I thought I would post this update of my experience with giving away the clothes.  Thank goodness I already had arrangements to leave the books at another charitable resource, I also gave them the other box of clothes that was in the car when the lady yelled at me.  I'm still in shock....and upset.


'til next time.....hopefully it will be a much happier, positive post!

The First Snow....

The first snow has fallen here in Nova Scotia.  Not a lot, just a light dusting.  My Son was so excited this morning.   I am waiting for the question "Is Santa Coming Now" from my Son since I brilliantly told him Santa can't come until it snows....so, it's snowed..Santa should be coming....right???  Oh the things we say and wish we could take back!!

Heading out to check out the snow.....

I have decided to turn our spare bedroom into an office for myself.  It has been packed with boxes of baby clothes, booster seats, car seats and other baby stuff for years, time to clear it out and put the room to use.  Letting go of the baby stuff is not easy but the idea of having a usable space is great incentive.

Assembling my new desk....yay!....

So, now I have to load the car up with 8 boxes of baby clothes which I'm donating to our hospital used clothing store and 2 boxes of books I'm donating to a local Family Support Centre.  There's many many many more boxes of clothes to go!

'til next time!

Monday, November 19, 2012

Common Sense.....

I have this great desire to repaint our living quarters.  So far, after staying up until 4:00am, I have finished one coat on the kitchen/dining area.
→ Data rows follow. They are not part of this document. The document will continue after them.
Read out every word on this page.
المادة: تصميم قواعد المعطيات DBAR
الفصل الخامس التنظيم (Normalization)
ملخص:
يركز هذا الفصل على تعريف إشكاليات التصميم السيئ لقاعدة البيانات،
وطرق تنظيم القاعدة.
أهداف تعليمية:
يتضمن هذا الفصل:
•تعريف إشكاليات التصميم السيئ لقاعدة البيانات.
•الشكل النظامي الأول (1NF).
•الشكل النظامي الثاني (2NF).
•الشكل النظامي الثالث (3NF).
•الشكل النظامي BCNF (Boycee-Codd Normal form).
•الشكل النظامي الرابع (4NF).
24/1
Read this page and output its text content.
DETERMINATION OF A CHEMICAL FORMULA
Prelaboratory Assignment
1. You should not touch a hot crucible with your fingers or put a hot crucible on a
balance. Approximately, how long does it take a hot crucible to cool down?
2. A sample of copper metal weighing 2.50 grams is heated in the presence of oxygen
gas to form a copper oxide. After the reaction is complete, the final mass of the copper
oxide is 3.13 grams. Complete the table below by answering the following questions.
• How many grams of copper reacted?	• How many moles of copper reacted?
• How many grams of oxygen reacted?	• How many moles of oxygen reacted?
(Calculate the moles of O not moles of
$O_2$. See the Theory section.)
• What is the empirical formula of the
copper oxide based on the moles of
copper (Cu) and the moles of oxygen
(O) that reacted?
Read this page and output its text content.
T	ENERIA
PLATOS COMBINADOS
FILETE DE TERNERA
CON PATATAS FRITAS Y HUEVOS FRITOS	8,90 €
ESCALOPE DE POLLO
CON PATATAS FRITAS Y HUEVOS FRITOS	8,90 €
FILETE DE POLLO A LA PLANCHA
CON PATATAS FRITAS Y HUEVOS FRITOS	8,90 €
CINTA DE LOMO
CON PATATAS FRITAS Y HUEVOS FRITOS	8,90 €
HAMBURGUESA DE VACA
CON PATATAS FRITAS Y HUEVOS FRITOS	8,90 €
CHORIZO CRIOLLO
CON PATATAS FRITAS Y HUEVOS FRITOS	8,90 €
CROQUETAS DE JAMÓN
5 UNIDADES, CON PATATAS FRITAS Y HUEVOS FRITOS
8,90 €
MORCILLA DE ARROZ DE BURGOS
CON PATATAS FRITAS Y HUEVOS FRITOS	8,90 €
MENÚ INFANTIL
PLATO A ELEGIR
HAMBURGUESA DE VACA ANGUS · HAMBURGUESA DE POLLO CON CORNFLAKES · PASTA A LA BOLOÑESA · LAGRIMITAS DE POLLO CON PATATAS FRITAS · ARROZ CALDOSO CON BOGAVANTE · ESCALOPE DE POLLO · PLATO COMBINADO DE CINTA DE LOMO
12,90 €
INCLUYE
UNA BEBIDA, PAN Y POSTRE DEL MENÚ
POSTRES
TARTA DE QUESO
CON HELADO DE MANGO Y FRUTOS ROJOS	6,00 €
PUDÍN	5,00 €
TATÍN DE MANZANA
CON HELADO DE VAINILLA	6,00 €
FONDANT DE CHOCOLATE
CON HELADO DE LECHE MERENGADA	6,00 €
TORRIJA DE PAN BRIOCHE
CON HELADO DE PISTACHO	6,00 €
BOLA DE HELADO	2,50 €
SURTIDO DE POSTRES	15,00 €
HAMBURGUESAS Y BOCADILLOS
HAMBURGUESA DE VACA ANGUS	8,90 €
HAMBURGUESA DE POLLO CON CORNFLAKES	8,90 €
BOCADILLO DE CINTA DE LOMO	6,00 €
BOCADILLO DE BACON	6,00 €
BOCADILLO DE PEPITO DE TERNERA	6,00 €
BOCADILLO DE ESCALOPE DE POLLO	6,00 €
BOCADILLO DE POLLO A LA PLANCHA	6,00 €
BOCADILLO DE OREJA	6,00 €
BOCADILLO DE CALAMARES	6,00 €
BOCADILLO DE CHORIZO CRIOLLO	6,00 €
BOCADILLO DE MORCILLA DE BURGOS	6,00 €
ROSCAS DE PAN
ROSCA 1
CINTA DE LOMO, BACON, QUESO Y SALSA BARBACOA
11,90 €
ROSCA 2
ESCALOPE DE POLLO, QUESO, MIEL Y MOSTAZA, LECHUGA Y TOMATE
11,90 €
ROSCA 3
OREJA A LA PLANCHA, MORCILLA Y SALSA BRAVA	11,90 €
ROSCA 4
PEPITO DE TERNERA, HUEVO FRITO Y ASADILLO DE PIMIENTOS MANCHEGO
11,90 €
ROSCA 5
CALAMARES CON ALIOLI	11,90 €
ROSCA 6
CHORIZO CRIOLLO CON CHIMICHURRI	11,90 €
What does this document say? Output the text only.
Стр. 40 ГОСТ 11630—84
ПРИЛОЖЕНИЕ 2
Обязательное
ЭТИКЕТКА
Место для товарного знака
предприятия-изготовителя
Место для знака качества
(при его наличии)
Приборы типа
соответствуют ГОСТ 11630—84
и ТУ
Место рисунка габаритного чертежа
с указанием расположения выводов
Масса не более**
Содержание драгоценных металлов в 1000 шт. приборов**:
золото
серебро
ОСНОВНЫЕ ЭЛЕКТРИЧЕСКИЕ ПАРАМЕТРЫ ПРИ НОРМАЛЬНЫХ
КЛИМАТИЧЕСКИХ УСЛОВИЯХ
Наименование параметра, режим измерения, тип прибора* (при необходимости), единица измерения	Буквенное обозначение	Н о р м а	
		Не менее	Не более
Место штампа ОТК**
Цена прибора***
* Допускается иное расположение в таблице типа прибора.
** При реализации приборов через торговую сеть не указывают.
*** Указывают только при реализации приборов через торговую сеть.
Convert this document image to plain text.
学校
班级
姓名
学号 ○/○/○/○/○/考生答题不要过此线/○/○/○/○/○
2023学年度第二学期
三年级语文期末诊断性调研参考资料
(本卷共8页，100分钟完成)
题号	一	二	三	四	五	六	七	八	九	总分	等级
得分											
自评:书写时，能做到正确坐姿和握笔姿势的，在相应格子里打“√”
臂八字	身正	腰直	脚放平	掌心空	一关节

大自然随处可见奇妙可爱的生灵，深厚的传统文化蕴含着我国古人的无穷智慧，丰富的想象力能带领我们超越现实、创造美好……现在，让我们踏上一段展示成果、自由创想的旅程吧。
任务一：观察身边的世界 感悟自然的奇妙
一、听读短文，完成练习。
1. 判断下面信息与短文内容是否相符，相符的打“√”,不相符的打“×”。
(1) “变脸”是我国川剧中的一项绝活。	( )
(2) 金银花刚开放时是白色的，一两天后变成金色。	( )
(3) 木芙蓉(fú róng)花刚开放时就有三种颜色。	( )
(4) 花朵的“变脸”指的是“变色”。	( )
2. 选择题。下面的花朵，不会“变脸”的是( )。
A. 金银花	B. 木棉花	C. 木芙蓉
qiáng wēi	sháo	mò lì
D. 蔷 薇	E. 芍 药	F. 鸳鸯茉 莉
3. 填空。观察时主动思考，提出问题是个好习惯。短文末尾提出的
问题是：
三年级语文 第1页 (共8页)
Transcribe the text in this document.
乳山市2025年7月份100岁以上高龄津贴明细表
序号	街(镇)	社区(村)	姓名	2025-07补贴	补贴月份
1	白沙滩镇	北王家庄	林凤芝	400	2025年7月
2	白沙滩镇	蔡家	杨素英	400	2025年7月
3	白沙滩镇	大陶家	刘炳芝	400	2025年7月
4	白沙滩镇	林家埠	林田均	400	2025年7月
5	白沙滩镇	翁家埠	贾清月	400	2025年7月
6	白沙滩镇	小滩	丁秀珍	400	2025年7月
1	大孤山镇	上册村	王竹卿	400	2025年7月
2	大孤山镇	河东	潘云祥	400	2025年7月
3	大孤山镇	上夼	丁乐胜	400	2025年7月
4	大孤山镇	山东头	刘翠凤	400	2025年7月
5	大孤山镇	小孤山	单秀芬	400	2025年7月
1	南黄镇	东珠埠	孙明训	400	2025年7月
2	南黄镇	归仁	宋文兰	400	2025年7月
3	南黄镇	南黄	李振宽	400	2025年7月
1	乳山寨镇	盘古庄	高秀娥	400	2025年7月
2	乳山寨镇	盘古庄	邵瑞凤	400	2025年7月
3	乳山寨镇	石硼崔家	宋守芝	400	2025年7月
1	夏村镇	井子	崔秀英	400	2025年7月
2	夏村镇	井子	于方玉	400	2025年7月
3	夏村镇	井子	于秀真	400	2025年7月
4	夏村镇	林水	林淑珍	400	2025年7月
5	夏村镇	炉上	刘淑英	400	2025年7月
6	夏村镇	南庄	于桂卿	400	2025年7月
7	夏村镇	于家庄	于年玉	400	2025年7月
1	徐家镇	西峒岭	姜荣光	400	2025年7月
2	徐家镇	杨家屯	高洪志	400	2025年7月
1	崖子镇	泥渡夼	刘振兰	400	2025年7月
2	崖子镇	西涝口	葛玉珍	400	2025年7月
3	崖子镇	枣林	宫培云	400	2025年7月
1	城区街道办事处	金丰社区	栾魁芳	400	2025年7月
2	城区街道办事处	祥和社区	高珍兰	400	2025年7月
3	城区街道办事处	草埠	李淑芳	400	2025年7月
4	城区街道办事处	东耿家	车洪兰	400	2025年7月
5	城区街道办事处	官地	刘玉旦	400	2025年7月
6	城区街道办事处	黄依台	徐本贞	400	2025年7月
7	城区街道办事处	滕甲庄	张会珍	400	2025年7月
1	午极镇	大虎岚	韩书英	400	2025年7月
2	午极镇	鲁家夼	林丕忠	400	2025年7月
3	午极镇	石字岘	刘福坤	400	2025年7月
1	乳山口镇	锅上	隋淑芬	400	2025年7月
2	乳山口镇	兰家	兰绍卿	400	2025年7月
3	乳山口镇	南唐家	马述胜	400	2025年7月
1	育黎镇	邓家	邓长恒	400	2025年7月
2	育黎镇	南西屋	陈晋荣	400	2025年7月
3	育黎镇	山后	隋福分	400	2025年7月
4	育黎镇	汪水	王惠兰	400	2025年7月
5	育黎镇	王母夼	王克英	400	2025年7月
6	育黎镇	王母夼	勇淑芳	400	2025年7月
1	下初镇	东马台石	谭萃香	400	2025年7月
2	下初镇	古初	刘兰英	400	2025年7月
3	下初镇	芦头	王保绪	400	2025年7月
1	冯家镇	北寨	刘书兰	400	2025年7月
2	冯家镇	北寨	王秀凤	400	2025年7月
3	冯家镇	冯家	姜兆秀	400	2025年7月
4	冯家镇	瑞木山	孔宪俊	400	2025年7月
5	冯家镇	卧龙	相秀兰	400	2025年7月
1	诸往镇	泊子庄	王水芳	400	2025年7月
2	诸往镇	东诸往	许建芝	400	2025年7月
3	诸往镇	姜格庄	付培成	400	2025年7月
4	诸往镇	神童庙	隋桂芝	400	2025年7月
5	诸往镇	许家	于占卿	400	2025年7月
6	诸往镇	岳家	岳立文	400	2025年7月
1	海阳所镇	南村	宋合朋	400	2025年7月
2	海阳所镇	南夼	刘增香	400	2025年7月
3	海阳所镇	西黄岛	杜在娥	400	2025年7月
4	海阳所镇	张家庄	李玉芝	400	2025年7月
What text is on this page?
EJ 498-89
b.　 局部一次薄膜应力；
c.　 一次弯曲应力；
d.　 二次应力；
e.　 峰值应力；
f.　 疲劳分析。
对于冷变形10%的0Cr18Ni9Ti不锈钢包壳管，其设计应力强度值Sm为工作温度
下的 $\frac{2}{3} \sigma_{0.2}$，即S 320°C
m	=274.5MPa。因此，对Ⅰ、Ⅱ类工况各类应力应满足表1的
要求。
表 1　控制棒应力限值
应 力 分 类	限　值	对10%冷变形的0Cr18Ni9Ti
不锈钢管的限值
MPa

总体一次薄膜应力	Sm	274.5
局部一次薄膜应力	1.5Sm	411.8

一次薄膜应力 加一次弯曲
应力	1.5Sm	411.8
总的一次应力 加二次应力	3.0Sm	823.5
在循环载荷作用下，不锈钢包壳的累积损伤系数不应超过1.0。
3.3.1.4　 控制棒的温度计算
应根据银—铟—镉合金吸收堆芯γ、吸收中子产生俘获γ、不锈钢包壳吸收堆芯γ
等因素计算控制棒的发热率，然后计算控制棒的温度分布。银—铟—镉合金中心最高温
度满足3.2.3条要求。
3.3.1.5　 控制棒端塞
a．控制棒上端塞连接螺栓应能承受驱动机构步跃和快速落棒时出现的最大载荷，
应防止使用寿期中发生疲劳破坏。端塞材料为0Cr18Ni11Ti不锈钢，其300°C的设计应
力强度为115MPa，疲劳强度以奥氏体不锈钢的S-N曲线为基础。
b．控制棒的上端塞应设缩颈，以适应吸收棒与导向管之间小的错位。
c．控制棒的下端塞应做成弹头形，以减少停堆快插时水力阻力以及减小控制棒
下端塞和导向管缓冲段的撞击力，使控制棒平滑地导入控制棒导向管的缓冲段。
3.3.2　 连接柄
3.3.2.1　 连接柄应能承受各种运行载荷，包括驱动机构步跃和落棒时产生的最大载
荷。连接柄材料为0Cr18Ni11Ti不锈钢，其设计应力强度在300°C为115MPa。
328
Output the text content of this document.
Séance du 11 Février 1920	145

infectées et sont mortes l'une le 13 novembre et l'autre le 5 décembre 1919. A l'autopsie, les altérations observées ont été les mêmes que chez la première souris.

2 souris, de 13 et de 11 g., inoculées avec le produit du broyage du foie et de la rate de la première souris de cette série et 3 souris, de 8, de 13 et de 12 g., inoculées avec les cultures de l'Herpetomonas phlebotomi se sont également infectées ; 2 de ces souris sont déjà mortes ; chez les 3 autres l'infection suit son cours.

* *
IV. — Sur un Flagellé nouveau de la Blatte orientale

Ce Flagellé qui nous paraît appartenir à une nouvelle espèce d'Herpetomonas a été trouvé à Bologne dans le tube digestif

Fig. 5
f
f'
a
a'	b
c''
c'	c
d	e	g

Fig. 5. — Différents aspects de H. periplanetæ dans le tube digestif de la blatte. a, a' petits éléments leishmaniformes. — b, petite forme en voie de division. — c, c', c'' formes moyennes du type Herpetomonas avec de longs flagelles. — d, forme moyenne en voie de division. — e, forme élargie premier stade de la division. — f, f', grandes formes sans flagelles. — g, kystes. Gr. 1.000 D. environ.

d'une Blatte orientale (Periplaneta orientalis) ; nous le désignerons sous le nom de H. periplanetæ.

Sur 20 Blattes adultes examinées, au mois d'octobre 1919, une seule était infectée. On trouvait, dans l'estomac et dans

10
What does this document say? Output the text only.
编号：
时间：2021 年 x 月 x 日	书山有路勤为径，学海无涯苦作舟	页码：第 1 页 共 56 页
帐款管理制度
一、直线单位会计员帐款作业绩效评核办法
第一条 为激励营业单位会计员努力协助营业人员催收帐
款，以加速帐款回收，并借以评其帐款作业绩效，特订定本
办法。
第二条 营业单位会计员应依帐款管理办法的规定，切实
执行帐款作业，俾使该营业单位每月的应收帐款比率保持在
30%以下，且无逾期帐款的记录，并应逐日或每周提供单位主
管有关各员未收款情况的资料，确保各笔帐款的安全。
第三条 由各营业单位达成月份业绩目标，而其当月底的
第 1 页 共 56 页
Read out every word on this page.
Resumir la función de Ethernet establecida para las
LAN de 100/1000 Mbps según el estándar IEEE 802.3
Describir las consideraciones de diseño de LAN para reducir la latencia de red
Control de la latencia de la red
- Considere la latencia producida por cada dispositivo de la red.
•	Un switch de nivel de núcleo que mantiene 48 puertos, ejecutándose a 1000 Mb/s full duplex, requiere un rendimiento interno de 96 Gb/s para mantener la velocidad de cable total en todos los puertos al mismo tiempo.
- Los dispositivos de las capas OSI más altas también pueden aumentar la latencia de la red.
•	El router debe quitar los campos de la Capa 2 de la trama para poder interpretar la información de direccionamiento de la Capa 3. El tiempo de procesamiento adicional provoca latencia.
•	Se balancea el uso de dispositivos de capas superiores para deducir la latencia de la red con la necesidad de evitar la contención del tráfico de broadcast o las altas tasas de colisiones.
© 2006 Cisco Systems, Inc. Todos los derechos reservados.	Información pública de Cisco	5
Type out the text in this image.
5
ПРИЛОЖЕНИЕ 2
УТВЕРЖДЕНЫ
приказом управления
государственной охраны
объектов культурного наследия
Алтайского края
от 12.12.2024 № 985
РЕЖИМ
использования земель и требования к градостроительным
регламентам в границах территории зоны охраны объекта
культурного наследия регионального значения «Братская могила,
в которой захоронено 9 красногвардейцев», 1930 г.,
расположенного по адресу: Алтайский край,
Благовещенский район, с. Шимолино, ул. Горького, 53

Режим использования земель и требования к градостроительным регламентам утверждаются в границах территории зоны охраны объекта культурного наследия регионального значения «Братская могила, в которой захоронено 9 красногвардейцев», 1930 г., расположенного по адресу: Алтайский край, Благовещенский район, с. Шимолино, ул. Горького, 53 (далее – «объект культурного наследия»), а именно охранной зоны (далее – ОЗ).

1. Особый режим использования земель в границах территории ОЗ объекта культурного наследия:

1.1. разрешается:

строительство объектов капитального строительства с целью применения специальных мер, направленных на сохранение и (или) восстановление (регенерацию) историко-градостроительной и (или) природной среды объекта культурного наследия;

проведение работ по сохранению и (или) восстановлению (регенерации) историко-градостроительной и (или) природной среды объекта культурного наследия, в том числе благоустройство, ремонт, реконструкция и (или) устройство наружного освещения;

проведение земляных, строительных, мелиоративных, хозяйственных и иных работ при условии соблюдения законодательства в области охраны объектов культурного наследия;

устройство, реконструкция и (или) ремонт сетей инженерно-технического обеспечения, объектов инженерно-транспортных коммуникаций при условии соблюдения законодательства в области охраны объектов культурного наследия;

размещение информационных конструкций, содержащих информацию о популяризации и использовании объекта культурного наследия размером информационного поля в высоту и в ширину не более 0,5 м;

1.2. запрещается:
Tonight my Son and I went to our Church Hall (no wine served tonight haha) and helped the Ladies Auxiliary decorate their Christmas tree.  The ladies enjoyed having him there.  So, on our way home he was begging me to put up my Christmas tree (artificial, in the basement).  As the words were coming out of my mouth "Mommy's not putting up her tree until she finishes her painting"  I realized, I'm an idiot.  There's no way I will get all the painting I have planned finished before Christmas.  And why does it need to get finished before Christmas?  The kitchen will be done, that will be a nice accomplishment.  The rest can be done after the holidays.

Sometimes you just have to give your head a shake and focus on what's important. Yes, the walls need paint but enjoying the holidays with family and friends is much more important.

I will be happy to have the kitchen completed and we're taking the time to do it right, I hope.  And when I look at the mess the kitchen is in and realize it will take another week or so for us to complete, I know deciding to finish that project and then move on to enjoying the holidays is the right decision.